Mit dieser Demonstration erklären wir uns also nicht nur solidarisch mit dem Lippstädter Antifaschisten, dem nächste Woche der Prozess gemacht werden soll, sondern auch mit allen anderen, die aufgrund ihres antifaschistischen Engagements von staatlicher Repression oder neonazistischer Gewalt betroffen sind. Deshalb stellen wir uns gegen das laufende politisch motivierte Gerichtsverfahren gegen den Lippstädter Antifaschisten, welches zugleich als Exempel gegen alle antifaschistisch Aktiven zu verstehen ist!
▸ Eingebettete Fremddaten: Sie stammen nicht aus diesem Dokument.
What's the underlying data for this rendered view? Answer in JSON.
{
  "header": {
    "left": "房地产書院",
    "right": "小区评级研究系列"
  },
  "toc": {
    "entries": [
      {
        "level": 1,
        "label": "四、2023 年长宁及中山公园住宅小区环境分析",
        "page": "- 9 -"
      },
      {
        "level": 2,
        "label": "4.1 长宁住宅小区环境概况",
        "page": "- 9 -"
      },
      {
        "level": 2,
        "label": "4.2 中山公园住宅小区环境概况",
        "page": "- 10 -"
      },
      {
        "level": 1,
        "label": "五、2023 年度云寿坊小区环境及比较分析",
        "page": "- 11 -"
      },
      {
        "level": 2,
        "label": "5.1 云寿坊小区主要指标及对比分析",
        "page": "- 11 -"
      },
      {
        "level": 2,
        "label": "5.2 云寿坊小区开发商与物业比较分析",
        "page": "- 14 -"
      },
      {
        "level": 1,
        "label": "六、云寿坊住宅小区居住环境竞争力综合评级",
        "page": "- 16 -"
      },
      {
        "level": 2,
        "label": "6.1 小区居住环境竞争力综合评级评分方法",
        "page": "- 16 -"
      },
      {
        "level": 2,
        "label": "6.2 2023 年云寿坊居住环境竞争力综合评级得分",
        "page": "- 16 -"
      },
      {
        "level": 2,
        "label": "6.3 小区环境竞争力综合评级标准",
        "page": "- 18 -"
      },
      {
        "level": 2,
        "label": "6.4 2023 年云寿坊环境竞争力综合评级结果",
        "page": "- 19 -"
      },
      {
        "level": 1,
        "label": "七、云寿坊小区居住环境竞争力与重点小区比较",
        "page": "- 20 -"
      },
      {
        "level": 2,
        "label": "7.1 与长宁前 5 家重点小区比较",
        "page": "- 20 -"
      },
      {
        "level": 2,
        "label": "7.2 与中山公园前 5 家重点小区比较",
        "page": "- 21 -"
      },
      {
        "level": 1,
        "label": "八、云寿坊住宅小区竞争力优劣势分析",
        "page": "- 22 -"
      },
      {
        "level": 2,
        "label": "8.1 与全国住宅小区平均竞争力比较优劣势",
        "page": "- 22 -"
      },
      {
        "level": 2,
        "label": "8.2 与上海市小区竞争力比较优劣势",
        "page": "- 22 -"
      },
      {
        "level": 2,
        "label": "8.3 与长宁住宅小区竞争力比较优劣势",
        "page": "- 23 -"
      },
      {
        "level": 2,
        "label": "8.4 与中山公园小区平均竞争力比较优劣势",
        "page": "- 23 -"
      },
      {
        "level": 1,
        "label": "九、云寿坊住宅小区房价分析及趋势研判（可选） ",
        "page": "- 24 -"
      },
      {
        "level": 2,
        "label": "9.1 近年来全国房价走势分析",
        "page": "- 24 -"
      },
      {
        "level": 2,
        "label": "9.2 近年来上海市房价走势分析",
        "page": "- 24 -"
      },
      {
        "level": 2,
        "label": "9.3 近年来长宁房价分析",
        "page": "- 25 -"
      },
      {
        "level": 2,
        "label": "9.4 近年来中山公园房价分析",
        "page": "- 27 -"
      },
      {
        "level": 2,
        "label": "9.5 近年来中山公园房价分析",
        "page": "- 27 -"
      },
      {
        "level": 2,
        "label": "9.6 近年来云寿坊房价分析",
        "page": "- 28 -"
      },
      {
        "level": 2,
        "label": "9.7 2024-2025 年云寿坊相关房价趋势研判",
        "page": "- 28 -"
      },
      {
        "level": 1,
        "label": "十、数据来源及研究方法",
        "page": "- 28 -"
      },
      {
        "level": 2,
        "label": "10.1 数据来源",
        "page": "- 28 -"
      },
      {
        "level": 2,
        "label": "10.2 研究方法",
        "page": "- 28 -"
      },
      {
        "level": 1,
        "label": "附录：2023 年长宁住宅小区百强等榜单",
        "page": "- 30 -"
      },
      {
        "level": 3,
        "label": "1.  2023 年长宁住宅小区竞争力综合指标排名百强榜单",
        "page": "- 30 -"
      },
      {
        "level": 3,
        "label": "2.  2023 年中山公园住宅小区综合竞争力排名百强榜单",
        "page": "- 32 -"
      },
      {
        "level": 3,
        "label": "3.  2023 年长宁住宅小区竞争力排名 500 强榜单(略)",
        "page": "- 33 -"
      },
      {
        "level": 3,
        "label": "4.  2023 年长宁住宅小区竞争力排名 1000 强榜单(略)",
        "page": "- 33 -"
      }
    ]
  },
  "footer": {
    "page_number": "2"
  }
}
Strafverfahren können nach Demonstrationen aus den verschiedensten Gründen eingeleitet werden. Egal wie absurd deren Begründungen und Vorwürfe oft klingen mögen, und unabhängig vom Ausgang der Prozesse, schränken diese die Betroffenen stark ein: Anwaltskosten, Prozesskosten, usw. hinterlassen immer einen bleibenden Eindruck, und sollen vor weiterem Engagement abschrecken. Nicht zu letzt deshalb ist es wichtig, die Betroffenen damit nicht im Regen stehen zu lassen, und praktische Solidarität zu organisieren.
Ferner betonen wir die Notwendigkeit, sich mit aller Vehemenz dem wiedererstarkenden Nazismus entgegenzustellen. Allein seit 1989 sind über 100 Menschen von Neonazis ermordet worden und gerade erst vor ein paar Monaten wurde in Dortmund ein Punker von einem Mitglied der örtlichen rechtsextremen Szene erstochen. Im Gedenken an diese wie auch alle anderen Opfer des (neonazistischen Wahns wird unser Widerstand zur Pflicht!
In diesem Sinne nehmen wir uns die Worte der Holocaustüberlebenden Esther Bejerano und Peter Gingold aus ihrem Appell an die Jugend besonders zu Herzen: "( ... )1945 war es für uns unvorstellbar, dass ihr, die Nachgeborenen, erneut konfrontiert sein würdet mit Nazismus, Rassismus, einem wieder auflebenden Nationalismus und Militarismus. ( ... ) Wir hoffen auf euch. Auf eine Jugend, die das alles nicht stillschweigend hinnehmen wird! Wir bauen auf eine Jugend, die sich zu wehren weiß, die nicht kapituliert, die sich nicht dem Zeitgeist anpasst, die ihm zu trotzen versteht, und deren Gerechtigkeitsempfinden nicht verloren gegangen ist. ( ... )"
Wir nehmen uns diesen Appell an und werden uns auch zukünftig mit allen erforderlichen Mitteln den Rassisten, Antisemiten und Nazis aller Couleur in den Weg stellen. Und wenn geltendes Recht den Nazis ihre menschenverachtende Agitation garantiert und Grundlage für die Kriminalisierung des Widerstandes dagegen ist, spricht das nicht gegen uns, sondern gegen den Zustand dieser Gesellschaft! Jene ist dabei aber nicht nur aus dem Grunde zu kritisieren, weil sie neonazistische Ideologien hervorbringt und Nazis weitgehende Handlungsfreiräume bietet. Sondern es gilt vielmehr, nach der Kohärenz zwischen Neonazismus und kapitalistischen Produktionsverhältnissen sowie dem sich daraus ableitendem Staatsbegriff zu fragen und so auch die bürgerliche Gesellschaft in ihrer Idealform zu kritisieren.
In diesem Sinne:
Let's push things forward!
Den antifaschistischen Widerstand organisieren und in die Provinz tragen!